Charlotte Rogan’s The Lifeboat made me queasy and uneasy, pitching me off the defining center line of my most heart-held certainties: that we are born inherently decent, caring, and altruistic. But then I realized her narrator, who was causing me this internal spiritual vertigo, was a functioning psychopath — and that the novel itself is about the darkness that lurks, not that dominates. And yet, and yet…
Grace Winter is in London for a quickie and quiet wedding, her marriage to wealthy Henry happening just in time to save her from governess-hood. The year is 1914, the archduke Ferdinand and his wife are suddenly assassinated, and impending war has sent Henry and his new bride scurrying for home. Henry’s high society family in Boston has yet to be informed of the marriage (and an ex-fiancee even promises to meet the boat) but Grace is confident that she can win them over (and blow ex-fiancee away), much as she very deliberately won her delightful husband. Her plans go off course, however, when the steamer they are traveling on suffers an explosion, the passengers are off-loaded into life boats, and the nightmare of survival begins. From the very first scene, it is clear that Grace’s maxim, “God helps those who helps themselves” is the rule of the sea, aided by the sidebar of “and don’t help others”: men trying to climb onto Grace’s lifeboat are mercilessly knocked aside with oars, and a child clinging to his dead mother and calling for help is left on his own, drifting in the cold sea.

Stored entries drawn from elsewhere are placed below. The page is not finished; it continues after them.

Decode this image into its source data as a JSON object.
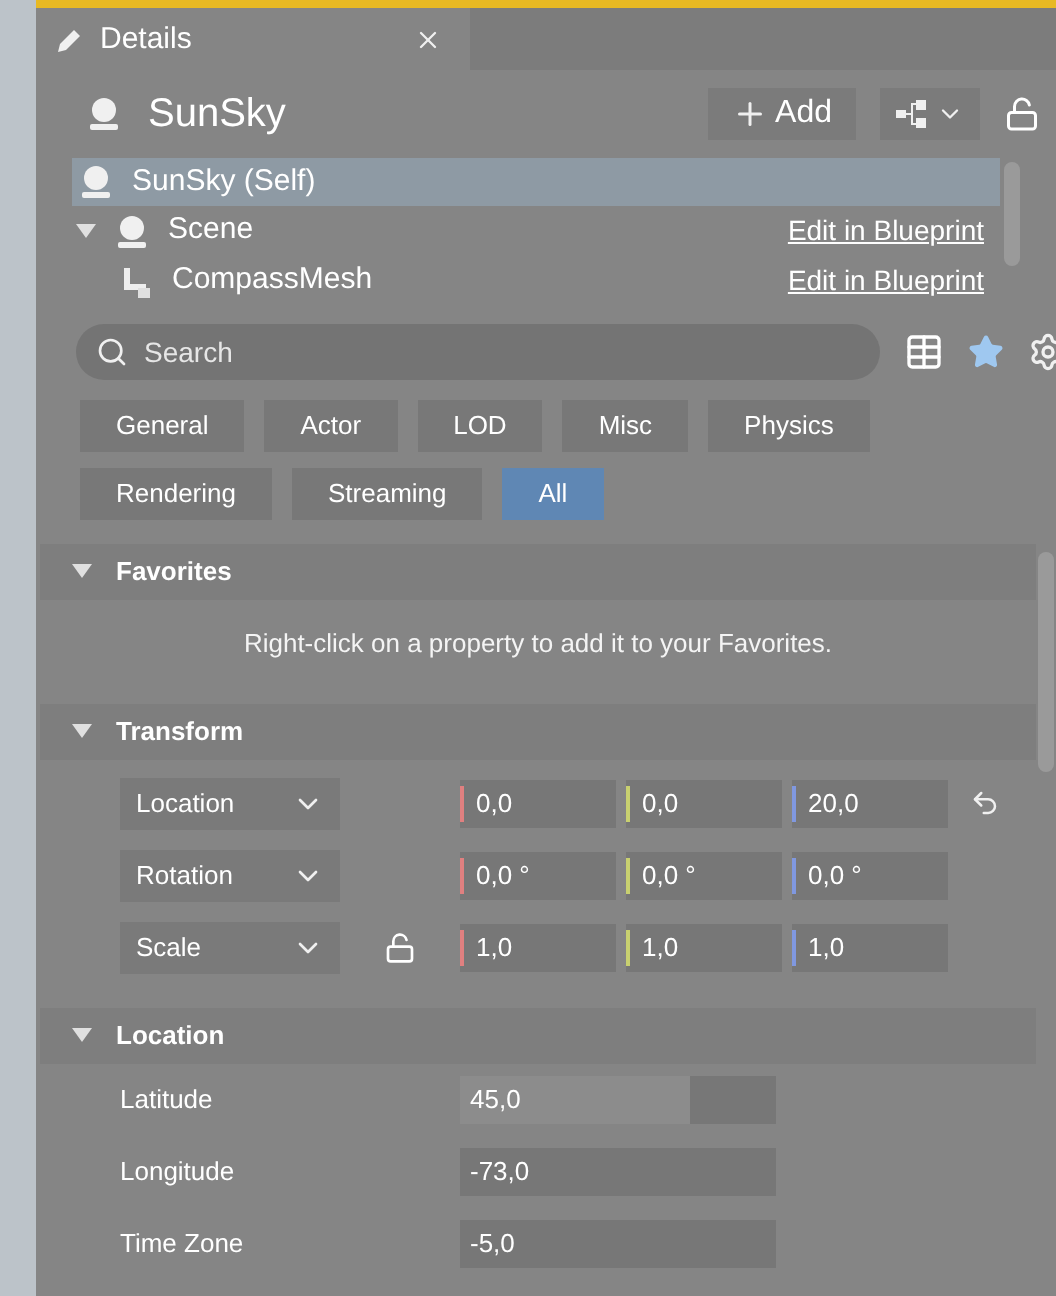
{
  "tab": {
    "title": "Details"
  },
  "actor": {
    "name": "SunSky",
    "add_button": "Add"
  },
  "components": [
    {
      "name": "SunSky (Self)",
      "selected": true
    },
    {
      "name": "Scene",
      "selected": false,
      "expanded": true,
      "link": "Edit in Blueprint",
      "children": [
        {
          "name": "CompassMesh",
          "selected": false,
          "link": "Edit in Blueprint"
        }
      ]
    }
  ],
  "search": {
    "placeholder": "Search"
  },
  "filters": [
    [
      {
        "label": "General",
        "selected": false
      },
      {
        "label": "Actor",
        "selected": false
      },
      {
        "label": "LOD",
        "selected": false
      },
      {
        "label": "Misc",
        "selected": false
      },
      {
        "label": "Physics",
        "selected": false
      }
    ],
    [
      {
        "label": "Rendering",
        "selected": false
      },
      {
        "label": "Streaming",
        "selected": false
      },
      {
        "label": "All",
        "selected": true
      }
    ]
  ],
  "sections": [
    {
      "kind": "hint",
      "title": "Favorites",
      "expanded": true,
      "hint": "Right-click on a property to add it to your Favorites."
    },
    {
      "kind": "vector",
      "title": "Transform",
      "expanded": true,
      "rows": [
        {
          "label": "Location",
          "values": [
            "0,0",
            "0,0",
            "20,0"
          ],
          "ratio_lock": false,
          "resettable": true
        },
        {
          "label": "Rotation",
          "values": [
            "0,0 °",
            "0,0 °",
            "0,0 °"
          ],
          "ratio_lock": false,
          "resettable": false
        },
        {
          "label": "Scale",
          "values": [
            "1,0",
            "1,0",
            "1,0"
          ],
          "ratio_lock": true,
          "resettable": false
        }
      ]
    },
    {
      "kind": "properties",
      "title": "Location",
      "expanded": true,
      "rows": [
        {
          "label": "Latitude",
          "value": "45,0",
          "level": 0.73
        },
        {
          "label": "Longitude",
          "value": "-73,0"
        },
        {
          "label": "Time Zone",
          "value": "-5,0"
        }
      ]
    }
  ]
}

What happens in the ensuing weeks at sea we find out through the diary of Grace, written while she is awaiting trial for murder. Through her eyes we see how in the boat authority exists alongside its counterpart of repression, control is exacted through petty machinations, and the manipulation of weaknesses is just as vital as the exercise of willpower. The lines blur between goodness and evil, God and the Devil, man and woman, action and inaction. The boat becomes a microcosm of the outside world, a world at war, a society in the throes of change, and the twentieth century being born.
As a parable of the modern world, The Lifeboat is a downer. After all, when “those who help themselves” prevail, the greatest good for the self-helpers is not always such good news for everybody else. But sometimes it takes a downer to spark meaningful discourse about the wavering lines between good and evil. My belief in humanity — kindness, compassion, aid –holds but my understanding of the abyss that waits on either side of authority and repression, faith and control, dominance and submission is deeper than ever before, for having been a passenger on The Lifeboat.